Noninvasive techniques such as magnetic resonance angiography (MRA) and computed tomography angiography (CTA) or conventional cerebral angiography are used to evaluate the cerebral vasculature. Multifocal areas of vessel narrowing involving multiple large- and medium-sized arteries are characteristic and should raise suspicion for the diagnosis of PPA ( Figure 4.1 ). Vessel caliber may be dilated or normal between areas of constriction. When dilated, the appearance may be that of “beads on a string.” The anterior cerebral, middle cerebral, distal basilar, and superior cerebellar arteries are most commonly affected . Serial transcranial Doppler (TCD) has also been used to follow blood velocity trends, indirectly assessing the degree of vasoconstriction. Caveats with this approach are that TCD can show normal blood flow velocities in some patients , and elevated velocities may reflect hyperemia rather than vasoconstriction.
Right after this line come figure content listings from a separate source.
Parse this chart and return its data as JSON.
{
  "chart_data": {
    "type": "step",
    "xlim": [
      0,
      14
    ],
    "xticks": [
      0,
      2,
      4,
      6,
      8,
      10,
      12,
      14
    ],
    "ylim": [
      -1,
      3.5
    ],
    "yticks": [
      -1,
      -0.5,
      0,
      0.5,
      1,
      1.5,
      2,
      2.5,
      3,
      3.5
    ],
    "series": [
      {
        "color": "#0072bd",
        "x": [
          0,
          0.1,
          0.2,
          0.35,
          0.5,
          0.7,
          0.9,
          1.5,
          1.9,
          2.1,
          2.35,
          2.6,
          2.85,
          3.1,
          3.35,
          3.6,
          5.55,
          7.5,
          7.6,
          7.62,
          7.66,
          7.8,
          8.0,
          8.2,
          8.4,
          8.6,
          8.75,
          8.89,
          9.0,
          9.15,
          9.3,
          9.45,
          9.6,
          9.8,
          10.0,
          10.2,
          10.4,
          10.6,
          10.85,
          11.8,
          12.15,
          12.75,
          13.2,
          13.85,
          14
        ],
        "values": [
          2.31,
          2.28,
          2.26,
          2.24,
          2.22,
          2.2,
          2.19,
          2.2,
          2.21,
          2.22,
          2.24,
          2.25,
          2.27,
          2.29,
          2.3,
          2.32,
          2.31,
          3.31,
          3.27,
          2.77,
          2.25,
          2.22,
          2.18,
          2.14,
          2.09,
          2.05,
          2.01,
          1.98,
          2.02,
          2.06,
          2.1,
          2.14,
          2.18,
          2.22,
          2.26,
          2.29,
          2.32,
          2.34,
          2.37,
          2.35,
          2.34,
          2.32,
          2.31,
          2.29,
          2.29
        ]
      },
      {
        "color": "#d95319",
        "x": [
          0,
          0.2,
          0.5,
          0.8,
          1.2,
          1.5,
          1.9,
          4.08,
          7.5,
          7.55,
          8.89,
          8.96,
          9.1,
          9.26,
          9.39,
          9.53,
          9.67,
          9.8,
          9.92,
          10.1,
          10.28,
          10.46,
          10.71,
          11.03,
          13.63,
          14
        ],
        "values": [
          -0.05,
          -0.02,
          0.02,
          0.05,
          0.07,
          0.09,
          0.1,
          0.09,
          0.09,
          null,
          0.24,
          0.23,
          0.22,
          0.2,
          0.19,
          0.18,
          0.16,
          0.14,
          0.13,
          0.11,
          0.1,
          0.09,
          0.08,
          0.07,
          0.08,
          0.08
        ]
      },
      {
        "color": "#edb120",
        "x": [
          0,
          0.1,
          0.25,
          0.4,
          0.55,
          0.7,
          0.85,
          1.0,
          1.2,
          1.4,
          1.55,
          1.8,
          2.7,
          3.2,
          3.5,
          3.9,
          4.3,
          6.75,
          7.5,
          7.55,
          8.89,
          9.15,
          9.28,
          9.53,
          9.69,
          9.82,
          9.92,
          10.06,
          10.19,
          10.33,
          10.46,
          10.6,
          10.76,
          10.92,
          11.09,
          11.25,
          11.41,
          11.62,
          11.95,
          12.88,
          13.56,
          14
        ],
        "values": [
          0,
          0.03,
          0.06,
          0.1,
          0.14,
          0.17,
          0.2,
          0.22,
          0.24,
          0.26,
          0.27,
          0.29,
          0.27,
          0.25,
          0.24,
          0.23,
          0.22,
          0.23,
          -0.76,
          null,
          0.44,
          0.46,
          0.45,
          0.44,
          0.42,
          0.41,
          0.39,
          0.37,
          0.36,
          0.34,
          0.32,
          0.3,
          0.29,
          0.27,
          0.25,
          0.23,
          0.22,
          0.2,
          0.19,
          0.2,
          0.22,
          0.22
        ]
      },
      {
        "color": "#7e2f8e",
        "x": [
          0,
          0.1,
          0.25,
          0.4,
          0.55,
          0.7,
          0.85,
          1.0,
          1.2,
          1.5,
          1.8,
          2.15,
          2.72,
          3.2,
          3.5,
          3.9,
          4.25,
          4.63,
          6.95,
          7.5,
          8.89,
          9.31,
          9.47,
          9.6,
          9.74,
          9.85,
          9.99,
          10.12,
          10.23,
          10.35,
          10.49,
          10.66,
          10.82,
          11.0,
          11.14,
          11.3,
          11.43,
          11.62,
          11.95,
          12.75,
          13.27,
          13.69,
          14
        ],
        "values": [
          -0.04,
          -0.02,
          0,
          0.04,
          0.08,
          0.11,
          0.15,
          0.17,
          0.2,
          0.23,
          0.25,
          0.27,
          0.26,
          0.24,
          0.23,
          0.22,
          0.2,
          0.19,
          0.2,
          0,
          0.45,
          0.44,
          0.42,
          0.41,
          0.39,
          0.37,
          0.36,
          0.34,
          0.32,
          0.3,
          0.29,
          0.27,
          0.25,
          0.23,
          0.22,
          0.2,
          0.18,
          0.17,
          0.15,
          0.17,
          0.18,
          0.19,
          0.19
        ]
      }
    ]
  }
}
Brain MRI or head CT findings vary and can demonstrate evidence of ischemic stroke, reversible vasogenic edema, or acute intracranial hemorrhage. Imaging may be initially normal (up to 35% of cases), but most of the time subsequent imaging reveals an abnormality. Posterior reversible encephalopathy syndrome (PRES) is the most commonly identified abnormality, seen in 40% (unpublished data) to 54% of cases . Intracranial hemorrhage, often lobar intraparenchymal or small convexal subarachnoid hemorrhage occurs in nearly 40% and ischemic stroke in nearly 30% ( Table 4.1 ).
Differential Diagnosis
Other potentially life-threatening disorders can present in the postpartum setting similar to thunderclap headaches and should be excluded ( Table 4.2 ). Aneurysmal subarachnoid hemorrhage, cerebral venous sinus thrombosis, arterial dissection, and pituitary apoplexy must be included in the differential diagnosis. Brain imaging and in most cases, cerebrospinal fluid (CSF) examination for xanthochromia, cell count, total protein, and glucose should be done. Angiography can exclude ruptured cerebral aneurysms, dissection, or cerebral venous thrombosis.